We'll expand on these simple patterns using a higher-order function to also transform the structure of the data. We can do several common transformations such as the following:

· Wrap objects to create more complex objects

· Unwrap complex objects into their components

· Flatten a structure

· Structure a flat sequence

A Callable class object is a commonly used example of a function that returns a callable object. We'll look at this as a way to write flexible functions into which configuration parameters can be injected.

We'll also introduce simple decorators in this chapter. We'll defer deeper consideration of decorators until Chapter 11, Decorator Design Techniques.

Writing higher-order mappings and filters

Python's two built-in higher-order functions, map() and filter(), generally handle almost everything we might want to throw at them. It's difficult to optimize them in a general way to achieve higher performance. We'll look at functions of Python 3.4, such as imap(),ifilter(), and ifilterfalse(), in Chapter 8, The Itertools Module.

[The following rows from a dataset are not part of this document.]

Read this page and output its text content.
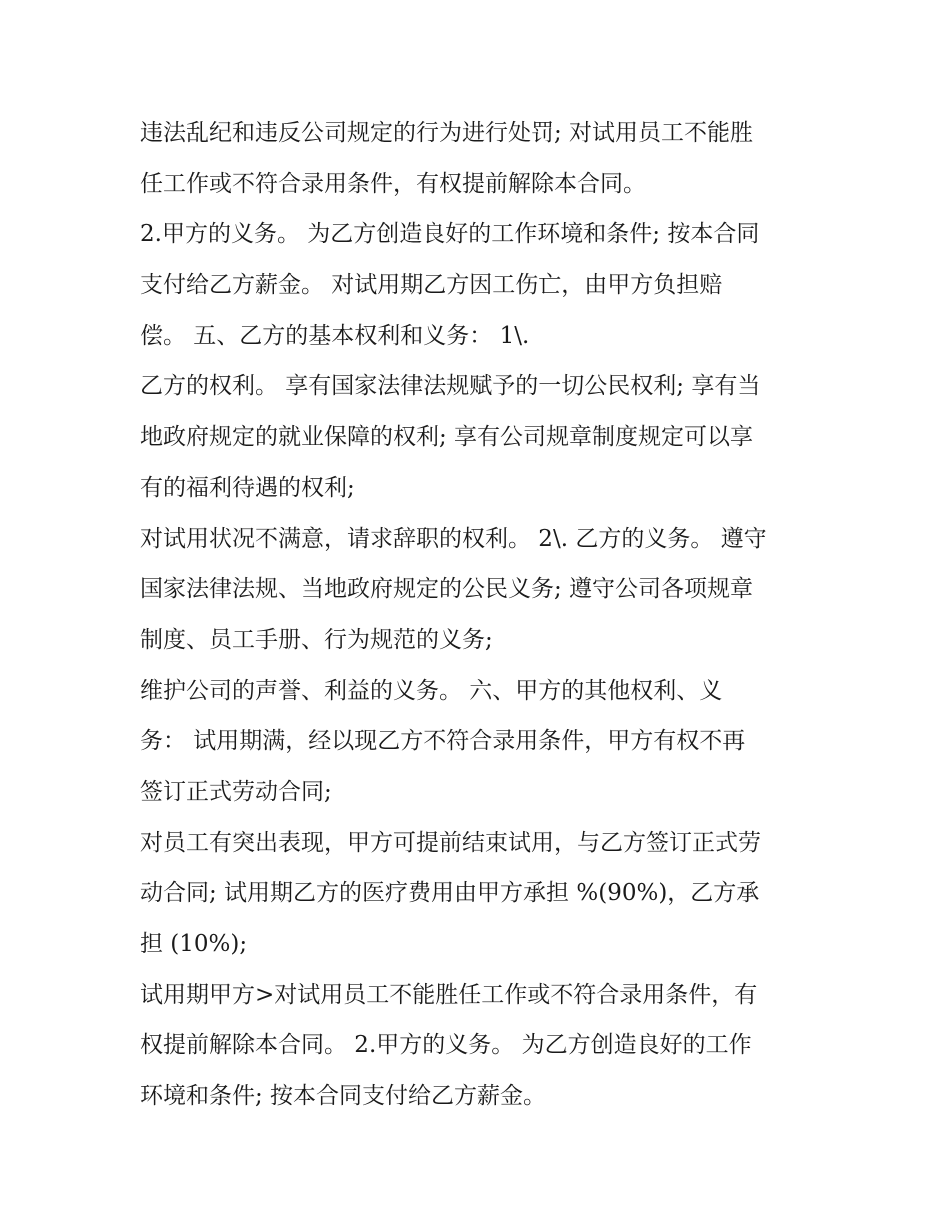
违法乱纪和违反公司规定的行为进行处罚; 对试用员工不能胜
任工作或不符合录用条件，有权提前解除本合同。
2.甲方的义务。 为乙方创造良好的工作环境和条件; 按本合同
支付给乙方薪金。 对试用期乙方因工伤亡，由甲方负担赔
偿。 五、乙方的基本权利和义务： 1\.
乙方的权利。 享有国家法律法规赋予的一切公民权利; 享有当
地政府规定的就业保障的权利; 享有公司规章制度规定可以享
有的福利待遇的权利;
对试用状况不满意，请求辞职的权利。 2\. 乙方的义务。 遵守
国家法律法规、当地政府规定的公民义务; 遵守公司各项规章
制度、员工手册、行为规范的义务;
维护公司的声誉、利益的义务。 六、甲方的其他权利、义
务： 试用期满，经以现乙方不符合录用条件，甲方有权不再
签订正式劳动合同;
对员工有突出表现，甲方可提前结束试用，与乙方签订正式劳
动合同; 试用期乙方的医疗费用由甲方承担 %(90%)，乙方承
担 (10%);
试用期甲方>对试用员工不能胜任工作或不符合录用条件，有
权提前解除本合同。 2.甲方的义务。 为乙方创造良好的工作
环境和条件; 按本合同支付给乙方薪金。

We have three largely equivalent ways to express a mapping. Assume that we have some function, f(x), and some collection of objects, C. We have three entirely equivalent ways to express a mapping; they are as follows:

· The map() function:

map(f, C)

· The generator expression:

(f(x) for x in C)

· The generator function:

· def mymap(f, C):

· for x in C:

· yield f(x)

mymap(f, C)

Similarly, we have three ways to apply a filter function to a collection, all of which are equivalent:

· The filter() function:

filter(f, C)

· The generator expression:

(x for x in C if f(x))

· The generator function:

· def myfilter(f, C):

· for x in C:

· if f(x):

· yield x

myfilter(f, C)

There are some performance differences; the map() and filter() functions are fastest. More importantly, there are different kinds of extensions that fit these mapping and filtering designs, which are as follows:

· We can create a more sophisticated function, g(x), that is applied to each element, or we can apply a function to the collection, C, prior to processing. This is the most general approach and applies to all three designs. This is where the bulk of our functional design energy is invested.

· We can tweak the for loop. One obvious tweak is to combine mapping and filtering into a single operation by extending the generator expression with an if clause. We can also merge the mymap() and myfilter() functions to combine mapping and filtering.

The profound change we can make is to alter the structure of the data handled by the loop. We have a number of design patterns, including wrapping, unwrapping (or extracting), flattening, and structuring. We've looked at a few of these techniques in previous chapters.

We need to exercise some caution when designing mappings that combine too many transformations in a single function. As far as possible, we want to avoid creating functions that fail to be succinct or expressive of a single idea. As Python doesn't have an optimizing compiler, we might be forced to manually optimize slow applications by combining functions. We need to do this kind of optimization reluctantly, only after profiling a poorly performing program.

Unwrapping data while mapping

When we use a construct such as (f(x) for x, y in C), we've used multiple assignment in the for statement to unwrap a multi-valued tuple and then apply a function. The whole expression is a mapping. This is a common Python optimization to change the structure and apply a function.

We'll use our trip data from Chapter 4, Working with Collections. The following is a concrete example of unwrapping while mapping:

def convert(conversion, trip):

return (conversion(distance) for start, end, distance in trip)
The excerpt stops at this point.